En outre, l'avis appliqué par Dar al-Iftaa d'Egypte et par les tribunaux stipule que l'obligation d'entretien incombe aux proches, qui ne sont ni ascendants, ni descendants et dont les liens de parenté interdisent le mariage, à savoir les frères, les sœurs, leurs enfants, les oncles, les tantes paternels et maternels parmi tous les liens de sang prohibant le mariage conformément à la Parole divine :
« (…) Au père de l’enfant de les nourrir et vêtir de manière convenable.
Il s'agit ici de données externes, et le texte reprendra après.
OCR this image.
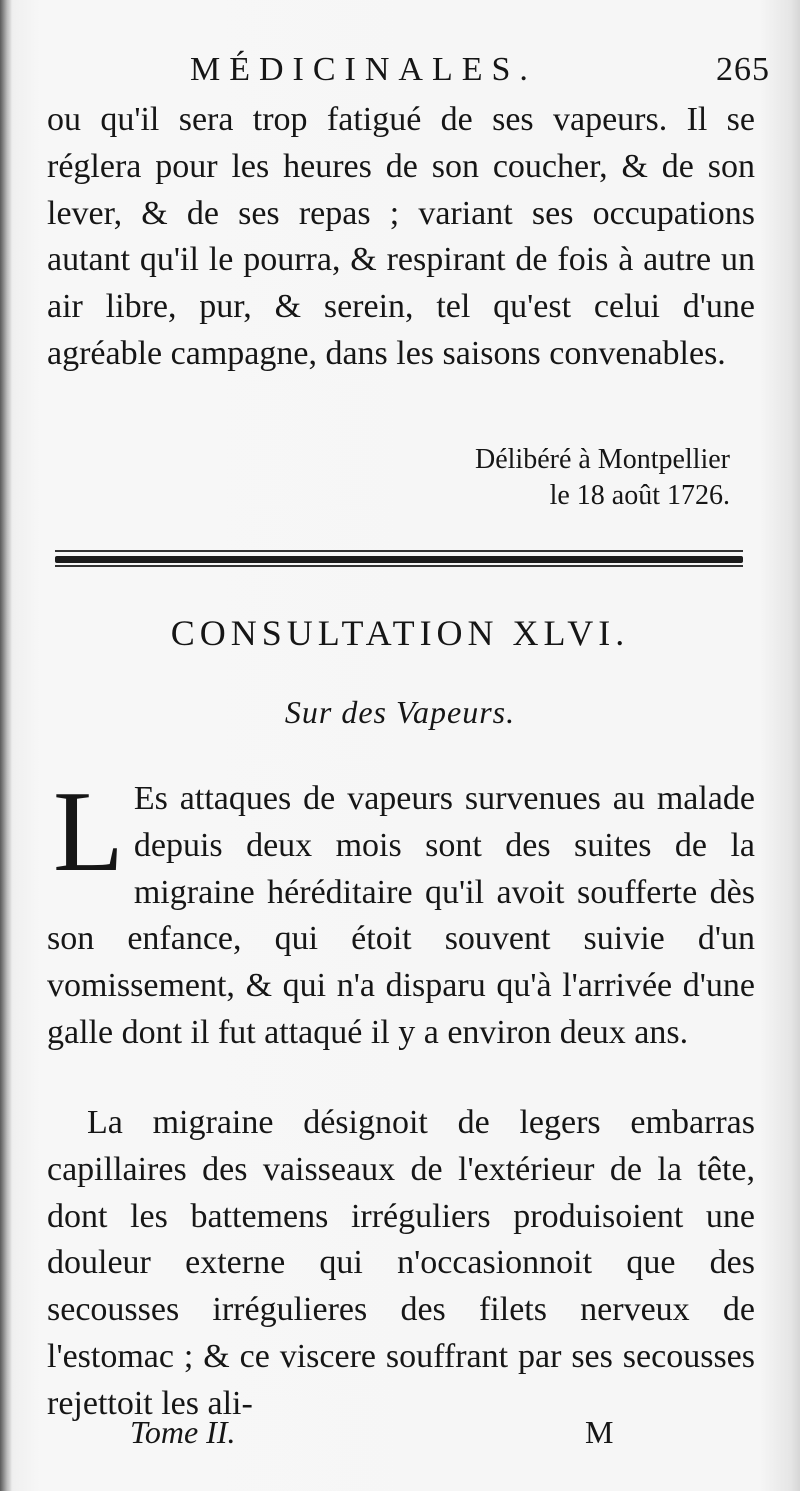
MÉDICINALES.	265

ou qu'il sera trop fatigué de ses vapeurs. Il se réglera pour les heures de son coucher, & de son lever, & de ses repas ; variant ses occupations autant qu'il le pourra, & respirant de fois à autre un air libre, pur, & serein, tel qu'est celui d'une agréable campagne, dans les saisons convenables.

Délibéré à Montpellier
le 18 août 1726.
CONSULTATION XLVI.
Sur des Vapeurs.

L Es attaques de vapeurs survenues au malade depuis deux mois sont des suites de la migraine héréditaire qu'il avoit soufferte dès son enfance, qui étoit souvent suivie d'un vomissement, & qui n'a disparu qu'à l'arrivée d'une galle dont il fut attaqué il y a environ deux ans.

La migraine désignoit de legers embarras capillaires des vaisseaux de l'extérieur de la tête, dont les battemens irréguliers produisoient une douleur externe qui n'occasionnoit que des secousses irrégulieres des filets nerveux de l'estomac ; & ce viscere souffrant par ses secousses rejettoit les ali-

Tome II.	M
Nul ne doit supporter plus que ses moyens. La mère n’a pas à subir de dommage à cause de son enfant, ni le père, à cause de son enfant. Même obligation pour l’héritier3. »
Selon une lecture coranique irrégulière d'Ibn Massoud :
« Même obligation pour l'héritier parent et prohibé en mariage. »
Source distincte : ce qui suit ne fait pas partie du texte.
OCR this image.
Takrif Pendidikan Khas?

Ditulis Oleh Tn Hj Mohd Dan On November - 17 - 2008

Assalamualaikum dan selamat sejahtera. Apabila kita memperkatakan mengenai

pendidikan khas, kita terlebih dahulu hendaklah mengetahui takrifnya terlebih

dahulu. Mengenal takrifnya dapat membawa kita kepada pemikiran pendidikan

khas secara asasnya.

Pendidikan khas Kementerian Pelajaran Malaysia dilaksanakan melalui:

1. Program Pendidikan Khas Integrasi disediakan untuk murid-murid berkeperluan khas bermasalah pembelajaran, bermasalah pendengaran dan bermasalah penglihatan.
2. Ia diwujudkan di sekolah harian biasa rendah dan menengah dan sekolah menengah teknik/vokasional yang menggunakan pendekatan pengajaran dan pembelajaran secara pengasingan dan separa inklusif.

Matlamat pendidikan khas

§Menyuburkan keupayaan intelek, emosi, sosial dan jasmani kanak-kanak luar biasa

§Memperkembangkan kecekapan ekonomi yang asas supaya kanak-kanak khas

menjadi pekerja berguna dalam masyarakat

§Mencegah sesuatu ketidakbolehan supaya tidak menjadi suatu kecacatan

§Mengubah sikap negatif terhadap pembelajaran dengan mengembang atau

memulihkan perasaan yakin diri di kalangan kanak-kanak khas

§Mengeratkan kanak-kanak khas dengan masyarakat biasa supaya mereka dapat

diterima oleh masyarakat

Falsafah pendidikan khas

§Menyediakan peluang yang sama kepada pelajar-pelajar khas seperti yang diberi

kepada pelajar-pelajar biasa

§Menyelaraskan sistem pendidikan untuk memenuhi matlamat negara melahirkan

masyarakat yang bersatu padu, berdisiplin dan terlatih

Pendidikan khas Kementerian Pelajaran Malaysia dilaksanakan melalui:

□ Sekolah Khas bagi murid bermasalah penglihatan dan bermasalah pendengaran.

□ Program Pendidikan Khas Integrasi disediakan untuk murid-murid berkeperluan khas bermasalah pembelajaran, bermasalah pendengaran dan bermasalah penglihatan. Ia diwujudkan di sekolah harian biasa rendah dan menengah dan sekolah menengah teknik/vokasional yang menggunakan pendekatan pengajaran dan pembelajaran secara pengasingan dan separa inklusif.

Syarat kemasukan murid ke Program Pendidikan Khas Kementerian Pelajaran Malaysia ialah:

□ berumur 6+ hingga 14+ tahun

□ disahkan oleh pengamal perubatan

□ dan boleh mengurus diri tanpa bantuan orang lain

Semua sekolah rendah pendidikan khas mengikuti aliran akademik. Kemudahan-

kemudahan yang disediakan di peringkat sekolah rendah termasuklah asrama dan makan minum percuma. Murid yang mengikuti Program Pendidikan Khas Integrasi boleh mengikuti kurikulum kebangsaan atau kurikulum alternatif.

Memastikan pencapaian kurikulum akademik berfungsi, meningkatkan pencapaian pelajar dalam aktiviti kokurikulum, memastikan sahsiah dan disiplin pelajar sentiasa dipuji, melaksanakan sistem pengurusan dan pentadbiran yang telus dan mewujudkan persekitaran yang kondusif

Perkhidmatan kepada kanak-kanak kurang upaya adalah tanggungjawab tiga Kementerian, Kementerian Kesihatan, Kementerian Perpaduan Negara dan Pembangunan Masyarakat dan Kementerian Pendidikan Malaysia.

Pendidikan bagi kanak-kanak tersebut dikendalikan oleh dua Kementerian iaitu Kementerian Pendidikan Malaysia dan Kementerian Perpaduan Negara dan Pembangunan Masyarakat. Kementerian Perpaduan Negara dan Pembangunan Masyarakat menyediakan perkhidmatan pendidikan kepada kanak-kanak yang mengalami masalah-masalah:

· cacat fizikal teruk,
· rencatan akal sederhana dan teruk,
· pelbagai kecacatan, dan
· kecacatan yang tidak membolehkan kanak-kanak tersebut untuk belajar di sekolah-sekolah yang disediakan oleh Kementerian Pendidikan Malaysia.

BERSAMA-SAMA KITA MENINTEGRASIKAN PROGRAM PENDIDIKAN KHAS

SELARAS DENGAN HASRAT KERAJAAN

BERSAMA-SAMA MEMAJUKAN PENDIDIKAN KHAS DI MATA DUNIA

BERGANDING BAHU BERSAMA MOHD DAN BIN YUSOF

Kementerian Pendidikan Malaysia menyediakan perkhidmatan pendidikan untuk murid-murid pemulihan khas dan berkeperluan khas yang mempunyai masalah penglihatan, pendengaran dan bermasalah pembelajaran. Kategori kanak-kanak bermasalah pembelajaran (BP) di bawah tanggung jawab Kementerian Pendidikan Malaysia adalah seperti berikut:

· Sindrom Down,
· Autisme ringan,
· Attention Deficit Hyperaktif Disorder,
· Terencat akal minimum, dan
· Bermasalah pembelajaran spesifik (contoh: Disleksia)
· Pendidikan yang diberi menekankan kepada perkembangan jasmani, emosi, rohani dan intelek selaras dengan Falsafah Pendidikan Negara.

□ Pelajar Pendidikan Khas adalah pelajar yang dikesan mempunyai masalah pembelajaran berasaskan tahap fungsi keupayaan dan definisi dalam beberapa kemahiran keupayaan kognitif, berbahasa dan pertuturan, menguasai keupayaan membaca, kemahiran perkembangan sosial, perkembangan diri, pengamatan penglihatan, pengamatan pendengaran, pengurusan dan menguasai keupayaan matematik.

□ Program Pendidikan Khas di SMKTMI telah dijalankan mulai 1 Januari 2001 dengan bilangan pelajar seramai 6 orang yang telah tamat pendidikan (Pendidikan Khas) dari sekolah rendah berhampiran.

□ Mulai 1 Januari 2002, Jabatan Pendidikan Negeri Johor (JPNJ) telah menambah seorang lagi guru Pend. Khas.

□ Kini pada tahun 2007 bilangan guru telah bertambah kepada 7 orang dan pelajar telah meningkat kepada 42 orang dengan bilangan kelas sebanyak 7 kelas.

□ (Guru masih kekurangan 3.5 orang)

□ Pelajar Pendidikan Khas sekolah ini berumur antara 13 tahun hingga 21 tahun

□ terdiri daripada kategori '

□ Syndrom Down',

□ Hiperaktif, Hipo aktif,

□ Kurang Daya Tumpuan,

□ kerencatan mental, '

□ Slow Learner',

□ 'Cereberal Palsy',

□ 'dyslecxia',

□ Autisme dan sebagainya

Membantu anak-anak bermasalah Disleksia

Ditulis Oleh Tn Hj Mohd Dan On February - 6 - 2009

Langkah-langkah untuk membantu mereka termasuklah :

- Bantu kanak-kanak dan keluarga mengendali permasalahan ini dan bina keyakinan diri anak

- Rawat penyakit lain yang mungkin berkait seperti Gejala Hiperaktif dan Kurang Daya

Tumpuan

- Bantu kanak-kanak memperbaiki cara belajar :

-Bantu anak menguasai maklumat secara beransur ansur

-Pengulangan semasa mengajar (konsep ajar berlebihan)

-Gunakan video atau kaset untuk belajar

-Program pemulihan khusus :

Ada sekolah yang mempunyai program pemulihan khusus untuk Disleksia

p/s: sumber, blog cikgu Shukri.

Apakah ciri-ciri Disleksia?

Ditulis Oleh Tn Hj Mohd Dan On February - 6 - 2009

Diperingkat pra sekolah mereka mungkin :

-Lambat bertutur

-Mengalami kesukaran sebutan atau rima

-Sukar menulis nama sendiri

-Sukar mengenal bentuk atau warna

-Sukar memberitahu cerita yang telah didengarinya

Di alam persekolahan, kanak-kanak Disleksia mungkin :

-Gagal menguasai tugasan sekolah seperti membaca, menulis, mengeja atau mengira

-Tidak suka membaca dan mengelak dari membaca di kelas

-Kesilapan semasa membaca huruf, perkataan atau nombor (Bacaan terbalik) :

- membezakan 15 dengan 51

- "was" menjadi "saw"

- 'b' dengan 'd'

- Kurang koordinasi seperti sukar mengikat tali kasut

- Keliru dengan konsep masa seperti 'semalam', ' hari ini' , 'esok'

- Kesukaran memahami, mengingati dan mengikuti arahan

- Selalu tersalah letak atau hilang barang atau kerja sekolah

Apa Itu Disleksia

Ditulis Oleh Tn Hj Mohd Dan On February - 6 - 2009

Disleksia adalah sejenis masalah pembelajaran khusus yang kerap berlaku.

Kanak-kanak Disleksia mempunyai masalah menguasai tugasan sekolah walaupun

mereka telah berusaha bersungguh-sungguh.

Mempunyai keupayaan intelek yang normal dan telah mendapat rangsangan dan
Tel est l'avis adopté par l'école hanéfite qui exige l'aisance comme condition de cette obligation et non pas la capacité de gagner sa vie ; car l'obligation d'entretien des proches relève de l'obligation d'entretenir de bons rapports avec ses proches. Or, ceci n'est obligatoire que pour les gens aisés et par voie de justice.
Dans Badâ'i’ as-Sanâi`, il est dit :
« La troisième des conditions unanimement adoptées indique que le recours et le litige doivent avoir lieu devant le juge pour l'une des deux catégories de la pension d'entretien, à savoir celle qui n'est pas destinée aux enfants et qui ne pourrait avoir lieu en l'absence d'un jugement judiciaire. Or, il n'y a de jugement qu'en cas de recours, et en l'existence d'un litige. »
En l'espèce, la prise en charge du fils qui poursuit encore ses études ainsi que celle de la fille pubère qui ne trouve pas d'emploi sont à la charge du père bénéficiaire d'une pension de retraite assez suffisante pour couvrir leurs frais respectifs. En revanche, si le père dispose de ressources qui ne couvrent qu'une partie des frais, le reste sera assumé par son fils aîné s'il a les moyens. Dans les deux cas, ces dépenses sont considérées comme une dette dont le père devra s'acquitter une fois sa condition financière améliorée.
- 1- Coran, al-Baqara, 233. 2- Hadith cité par al-Boukhârî et autres d'après 'Aicha. 3- Coran, al-Baqara, 233. L’héritier recueille, dans ce domaine, les charges de celui dont il hérite.